Blurb

22 2 2
                                    

"Hidup adalah pertanyaan dan bagaimana kita menjalaninya adalah jawaban kita." -Gary Keller

Jas putih sudah menjadi identitas Pandu Rajesha sehari-hari, dipadui dengan stetoskop yang bertengger rapih di leher pria tersebut. Beberapa pasang mata tak berkedip saat melihat kedatangannya, hal itu dikarenakan wajahnya yang teramat tampan itu. Beruntung sekali orang-orang yang ditangani oleh Pandu.

Sejak kepergian Aneth enam tahun yang lalu, sikapnya menjadi semakin dingin dan tak tersentuh. Terhitung sudah dua perempuan yang mengajaknya untuk berkencan, namun na'asnya gadis itu ditolak secara mentah-mentah.

"Permisi Dokter, ada pasien yang baru saja tiba. Sekarang sudah kami bawa ke IGD" lapor salah satu perawat yang menghampiri Pandu diruangannya.

Pria itu mengangguk lalu mendirikan tubuhnya berjalan menuju ruangan yang disebutkan suster Vena tadi.

Pandu terlonjak kaget kala seoarang gadis dengan rambut berpita menyentuh tangannya dengan tatapan memohon "Dok, tolong. Tolong selamatkan Ayah saya" pintanya dengan mata coklat yang mengeluarkan air.

Ia menepis tangan gadis itu "Saya usahakan", ucapnya tenang lalu beranjak masuk kedalam ruangan.

Gadis tadi menghampiri wanita paruh baya yang diperkirakan itu adalah Ibunya.

"Ibu tenang ya, Zana yakin Ayah akan baik-baik aja" ucapnya tenang meski hatinya sendiri tak bisa tenang.

Tiga puluh menit sebelum kejadian.

Brak brak brakk

Suara pintu digedor dengan kuat terdengar dari kamar Azana dengan segera ia memasanag pita rambutnya, bergegas keluar dari kamarnya. Dapat ia lihat Ayah dan Ibunya menatap pintu khwatir.

"Siapa itu, Bu? Kok nggak sopan banget ngetoknya"

"Penagih hutang" sahut Beno Ayah Azana susah payah.

Zana mengerutkan keningnya "Ayah ngutang lagi? Bukannya minggu lalu udah Zana lunasin ya?"

Rima menatap Azana merasa bersalah "Maafkan Ibu, Nak. Sebenarnya hutang kita itu dua puluh juta" .

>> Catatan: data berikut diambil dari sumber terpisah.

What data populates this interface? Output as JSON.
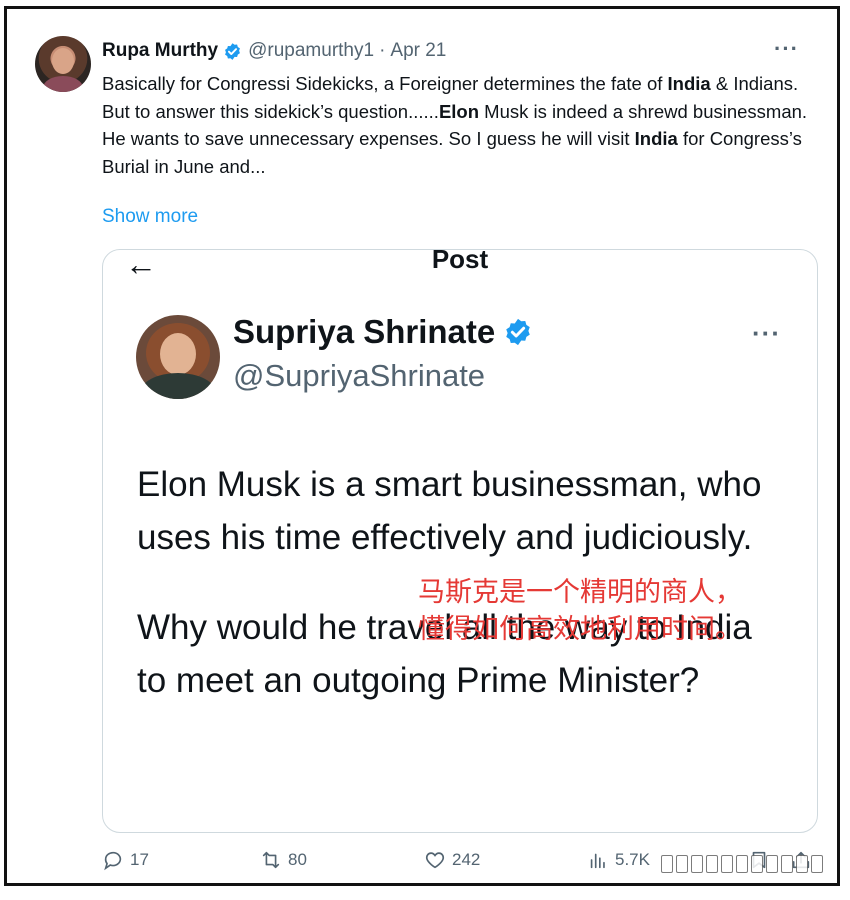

Gadis berusia sembilan belas tahun itu melotot "Ibu kenapa bohong. Kenapa cuman bilang sepuluh juta?" sahut Azana geram sendiri.

"Ibu kasihan sama kamu, Nak. Ibu nggak mau kamu kerja cuman buat bayarin hutang-hutang Ibu sama Ayah".

"Bu, Zana kan udah pernah bilang kalau Zana nggak apa-apa. Zana nggak merasa keberatan, itu udah jadi tanggung jawab Zana" sahut Zana lagi, matanya terasa perih saat ini.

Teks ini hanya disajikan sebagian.